Outros comparam ligeiramente nossa situação com o que aconteceu com a Grécia.
Há uma grande diferença com a situação em que a Grécia se encontrava há vários anos, quando foi isolada e afogada, quando tiveram que tomar uma decisão muito difícil para deixar o Euro, o FMI os pressionou, eles ficaram e houve um enorme ajuste, mas a Grécia é um país muito pequeno que tinha toda a Europa contra ela e não tinha aliados para travar essa luta. O que eles fizeram é inaceitável, mas ainda é preciso entender o cenário em que eles se encontravam. A Argentina não é a Grécia, nem política nem economicamente e, além disso, não tem a América Latina contra ela, mas sim uma tendência favorável, pois tivemos vitórias progressivas em Honduras, Peru, Chile e muito provavelmente no Brasil e na Colômbia, talvez este ano. Até mesmo o presidente mexicano fez um discurso que está em sintonia com a idéia de se levantar com a Argentina perante o FMI. O próprio Alberto Fernández é presidente da Celac e foi à China e Rússia demonstrando que a Argentina pode ter créditos produtivos para modificar sua infra-estrutura, que não são a bicicleta financeira do que o FMI fornece. Portanto, temos todo o cenário para tentar um caminho diferente. O que estava em discussão há quinze dias atrás não era se a Argentina iria inadimplir a dívida, romper com o FMI ou entrar em conflito com Washington, era simplesmente “Eu não vou pagar esta maturidade e vamos continuar discutindo”, era o que estava sendo debatido. Além disso, isto é importante porque não há inadimplência com o FMI, isto é outro mito, a inadimplência é privada: você tem uma inadimplência, uma cessação de pagamentos com um banco ao qual você deve e não paga, isto é, quando a inadimplência é gerada. Quando isso acontece, o FMI entra e intervém para garantir que você pague, mas aqui há algo raro, um caso único nas últimas décadas desta dívida, não com um banco privado onde o FMI intervém para que você pague, mas você deve diretamente ao FMI, e a Argentina não percebe que o FMI é o grande problema.

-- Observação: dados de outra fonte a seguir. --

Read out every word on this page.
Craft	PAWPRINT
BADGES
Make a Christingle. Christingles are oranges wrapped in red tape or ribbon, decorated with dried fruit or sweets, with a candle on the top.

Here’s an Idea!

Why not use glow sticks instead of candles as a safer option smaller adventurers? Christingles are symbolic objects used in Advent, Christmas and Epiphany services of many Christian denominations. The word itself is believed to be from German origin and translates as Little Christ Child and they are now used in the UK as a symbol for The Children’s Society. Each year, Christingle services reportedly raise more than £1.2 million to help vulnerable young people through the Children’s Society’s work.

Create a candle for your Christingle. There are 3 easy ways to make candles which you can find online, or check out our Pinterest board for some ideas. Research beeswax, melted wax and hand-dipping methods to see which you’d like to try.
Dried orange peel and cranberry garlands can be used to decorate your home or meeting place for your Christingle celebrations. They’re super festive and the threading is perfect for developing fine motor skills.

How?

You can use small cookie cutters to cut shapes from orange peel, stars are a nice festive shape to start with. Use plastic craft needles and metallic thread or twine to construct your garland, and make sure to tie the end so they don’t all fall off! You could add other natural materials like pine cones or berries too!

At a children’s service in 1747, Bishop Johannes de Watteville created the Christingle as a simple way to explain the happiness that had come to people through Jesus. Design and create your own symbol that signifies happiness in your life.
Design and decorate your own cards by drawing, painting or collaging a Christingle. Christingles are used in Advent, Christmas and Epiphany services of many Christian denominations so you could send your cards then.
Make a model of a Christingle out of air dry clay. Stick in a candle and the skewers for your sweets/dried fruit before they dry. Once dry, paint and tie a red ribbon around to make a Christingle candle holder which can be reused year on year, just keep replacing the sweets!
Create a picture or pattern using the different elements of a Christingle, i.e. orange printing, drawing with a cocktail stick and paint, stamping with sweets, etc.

Por quê? Como não há outro país no Fundo na situação da Argentina com o Fundo, então há o Iraque e o Egito com dívidas minúsculas ao lado da Argentina, e se a Argentina colocar seu pé no chão, o FMI tem que começar a debater: O que Trump fez, por que o Departamento do Tesouro aceitou um empréstimo tão anômalo, que disse que a Alemanha, a França, o Japão vão todos concordar?
Temos que colocar nosso pé no chão e começar a jogar geopolítica, com base na mobilização e na decisão popular.